From Handbook to Wisdom, Day 219
THE BOUNDLESS LOVE OF GOD
Many, O Lord my God, are the wonders You have done,
and Your thoughts toward us no one can recount to You;
were I to speak and tell of them, they would be
too many to declare.
I am convinced that neither death nor life,
nor angels nor principalities, nor things present
nor things to come,
nor powers, nor height nor depth, nor
anything else in all creation,
will be able to separate me from the love of God
that is in Christ Jesus my Lord.
The Elizabethan poet George Herbert (1593–1633) captured this stinging sense of unworthiness in his superb personification of the love of God:
Love bade me welcome; yet my soul drew back,
Guilty of dust and sin.
But quick-eyed Love, observing me grow slack
From my first entrance in,
Drew nearer to me, sweetly questioning,
If I lacked anything.
“A guest,” I answered, “worthy to be here”:
Love said, “You shall be he.”
“I, the unkind, ungrateful?
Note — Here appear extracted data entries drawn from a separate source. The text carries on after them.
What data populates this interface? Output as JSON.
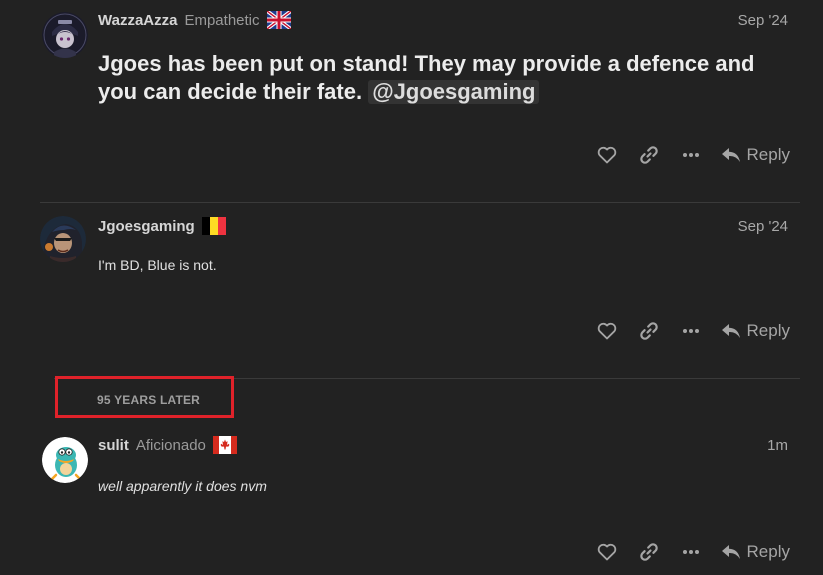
{
  "posts": [
    {
      "username": "WazzaAzza",
      "user_title": "Empathetic",
      "flag": "uk-flag",
      "date": "Sep '24",
      "body_text": "Jgoes has been put on stand! They may provide a defence and you can decide their fate.",
      "mention": "@Jgoesgaming",
      "reply_label": "Reply"
    },
    {
      "username": "Jgoesgaming",
      "user_title": "",
      "flag": "belgium-flag",
      "date": "Sep '24",
      "body_text": "I'm BD, Blue is not.",
      "reply_label": "Reply"
    },
    {
      "username": "sulit",
      "user_title": "Aficionado",
      "flag": "canada-flag",
      "date": "1m",
      "body_text": "well apparently it does nvm",
      "reply_label": "Reply"
    }
  ],
  "time_gap": {
    "label": "95 YEARS LATER"
  },
  "colors": {
    "background": "#222222",
    "highlight_border": "#e0222a",
    "divider": "#3a3a3a"
  },
  "icons": [
    "heart-icon",
    "link-icon",
    "more-icon",
    "reply-icon"
  ]
}
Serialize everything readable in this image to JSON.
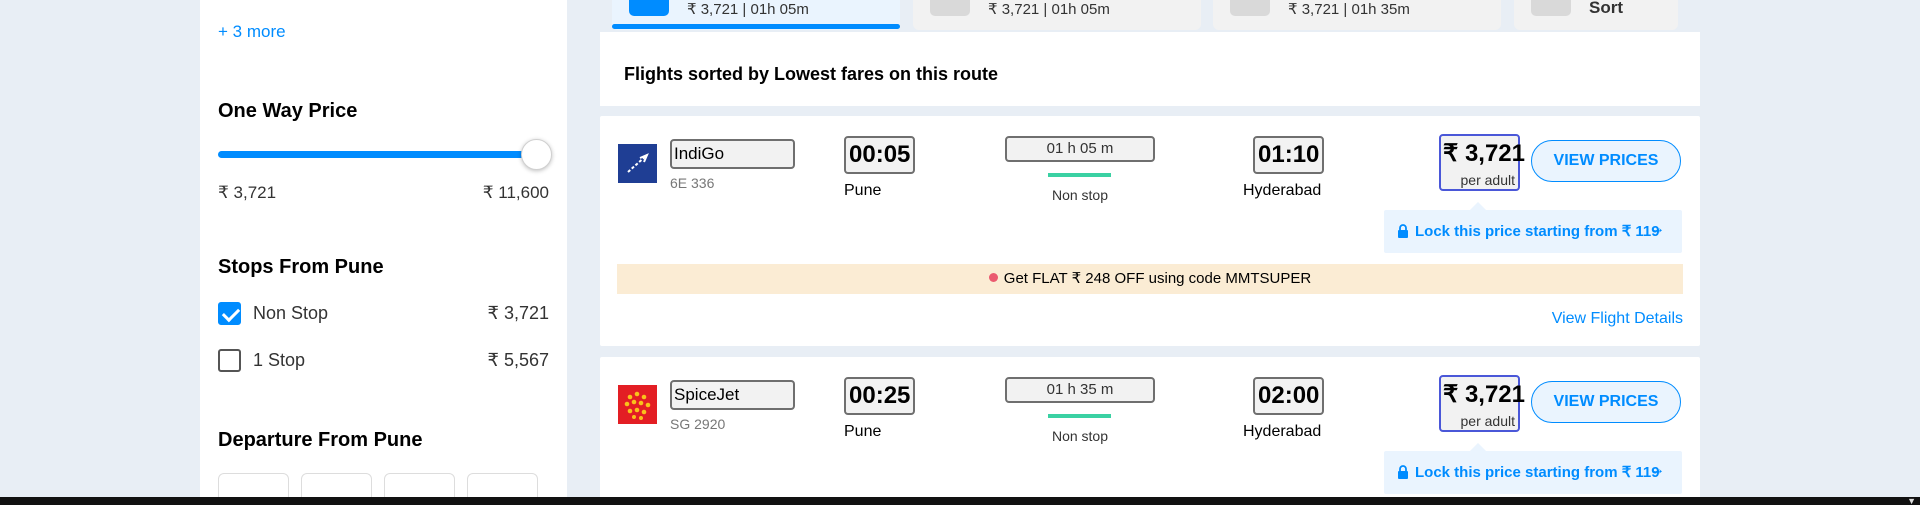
{
  "filters": {
    "more_link": "+ 3 more",
    "price": {
      "title": "One Way Price",
      "min_label": "₹ 3,721",
      "max_label": "₹ 11,600",
      "selected_fraction": 1.0
    },
    "stops": {
      "title": "Stops From Pune",
      "options": [
        {
          "label": "Non Stop",
          "price": "₹ 3,721",
          "checked": true
        },
        {
          "label": "1 Stop",
          "price": "₹ 5,567",
          "checked": false
        }
      ]
    },
    "departure": {
      "title": "Departure From Pune"
    }
  },
  "sort_tabs": [
    {
      "text": "₹ 3,721 | 01h 05m",
      "active": true,
      "icon": "cheapest-icon"
    },
    {
      "text": "₹ 3,721 | 01h 05m",
      "active": false,
      "icon": "fastest-icon"
    },
    {
      "text": "₹ 3,721 | 01h 35m",
      "active": false,
      "icon": "best-icon"
    },
    {
      "text": "Sort",
      "active": false,
      "icon": "sort-icon"
    }
  ],
  "sort_banner": "Flights sorted by Lowest fares on this route",
  "flights": [
    {
      "airline": "IndiGo",
      "flight_no": "6E 336",
      "logo": "indigo-logo",
      "dep_time": "00:05",
      "dep_city": "Pune",
      "duration": "01 h 05 m",
      "stops": "Non stop",
      "arr_time": "01:10",
      "arr_city": "Hyderabad",
      "price": "₹ 3,721",
      "per": "per adult",
      "button": "VIEW PRICES",
      "lock": "Lock this price starting from ₹ 119",
      "offer": "Get FLAT ₹ 248 OFF using code MMTSUPER",
      "details": "View Flight Details"
    },
    {
      "airline": "SpiceJet",
      "flight_no": "SG 2920",
      "logo": "spicejet-logo",
      "dep_time": "00:25",
      "dep_city": "Pune",
      "duration": "01 h 35 m",
      "stops": "Non stop",
      "arr_time": "02:00",
      "arr_city": "Hyderabad",
      "price": "₹ 3,721",
      "per": "per adult",
      "button": "VIEW PRICES",
      "lock": "Lock this price starting from ₹ 119"
    }
  ],
  "colors": {
    "accent": "#008cff",
    "page_bg": "#e8eef5",
    "offer_bg": "#fbecd4",
    "nonstop_line": "#3ad1a3",
    "indigo": "#1f3e94",
    "spicejet": "#e31e24"
  }
}
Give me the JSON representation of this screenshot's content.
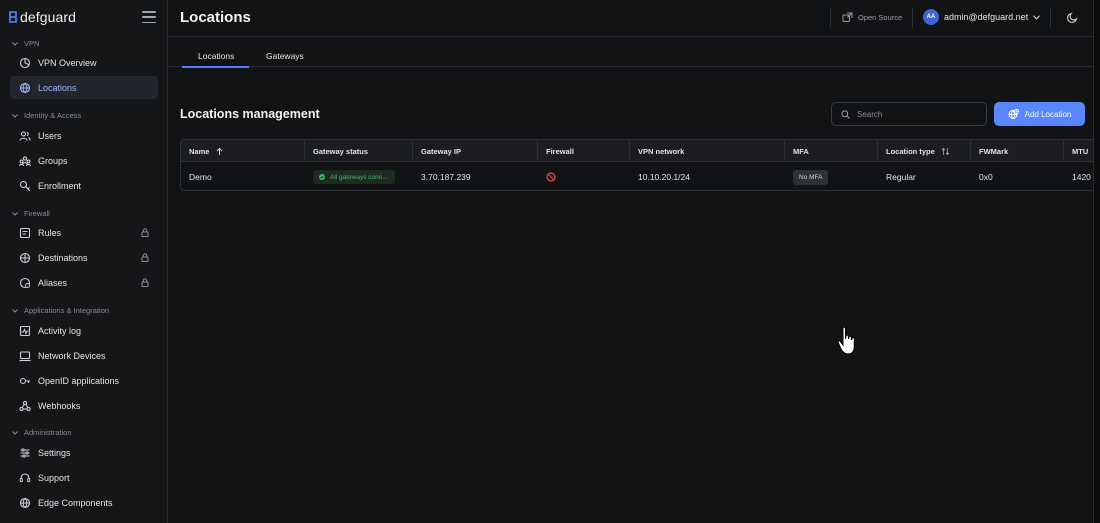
{
  "brand": {
    "name": "defguard",
    "accent": "#5a86ff"
  },
  "sidebar": {
    "sections": [
      {
        "title": "VPN",
        "items": [
          {
            "label": "VPN Overview",
            "icon": "dashboard-icon"
          },
          {
            "label": "Locations",
            "icon": "globe-icon",
            "active": true
          }
        ]
      },
      {
        "title": "Identity & Access",
        "items": [
          {
            "label": "Users",
            "icon": "users-icon"
          },
          {
            "label": "Groups",
            "icon": "groups-icon"
          },
          {
            "label": "Enrollment",
            "icon": "enrollment-icon"
          }
        ]
      },
      {
        "title": "Firewall",
        "items": [
          {
            "label": "Rules",
            "icon": "rules-icon",
            "locked": true
          },
          {
            "label": "Destinations",
            "icon": "destinations-icon",
            "locked": true
          },
          {
            "label": "Aliases",
            "icon": "aliases-icon",
            "locked": true
          }
        ]
      },
      {
        "title": "Applications & Integration",
        "items": [
          {
            "label": "Activity log",
            "icon": "activity-log-icon"
          },
          {
            "label": "Network Devices",
            "icon": "network-devices-icon"
          },
          {
            "label": "OpenID applications",
            "icon": "openid-icon"
          },
          {
            "label": "Webhooks",
            "icon": "webhooks-icon"
          }
        ]
      },
      {
        "title": "Administration",
        "items": [
          {
            "label": "Settings",
            "icon": "settings-icon"
          },
          {
            "label": "Support",
            "icon": "support-icon"
          },
          {
            "label": "Edge Components",
            "icon": "edge-components-icon"
          }
        ]
      }
    ]
  },
  "header": {
    "title": "Locations",
    "open_source_label": "Open Source",
    "user": {
      "initials": "AA",
      "email": "admin@defguard.net"
    }
  },
  "tabs": [
    {
      "label": "Locations",
      "active": true
    },
    {
      "label": "Gateways"
    }
  ],
  "main": {
    "section_title": "Locations management",
    "search_placeholder": "Search",
    "add_button_label": "Add Location"
  },
  "table": {
    "columns": [
      "Name",
      "Gateway status",
      "Gateway IP",
      "Firewall",
      "VPN network",
      "MFA",
      "Location type",
      "FWMark",
      "MTU"
    ],
    "rows": [
      {
        "name": "Demo",
        "gateway_status": "All gateways conn...",
        "gateway_ip": "3.70.187.239",
        "firewall": "disabled",
        "vpn_network": "10.10.20.1/24",
        "mfa": "No MFA",
        "location_type": "Regular",
        "fwmark": "0x0",
        "mtu": "1420"
      }
    ]
  },
  "colors": {
    "status_ok": "#3fba6b",
    "firewall_off": "#e5484d",
    "active_nav": "#9fb7ff"
  }
}
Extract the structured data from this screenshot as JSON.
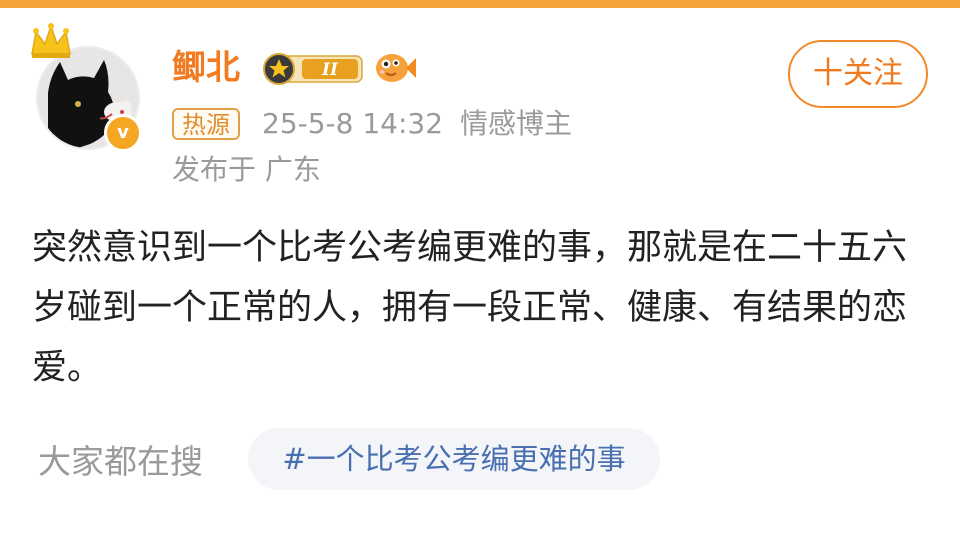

Ah, my dear,
I cannot look on thee.”
Love took my hand, and smiling did reply,
“Who made the eyes but I?”
“Truth, Lord; but I have marred them; let my shame
Go where it doth deserve.”
“And know you not,” says Love, “who bore the blame?”
“My dear, then I will serve.”
“You must sit down,” says Love, “and taste my meat.”
So I did sit and eat.1
Beyond all human faith, beyond all earthbound hope, the eternal God of love has reached down to us, and in the ultimate act of sacrifice, purchased us and made us His own.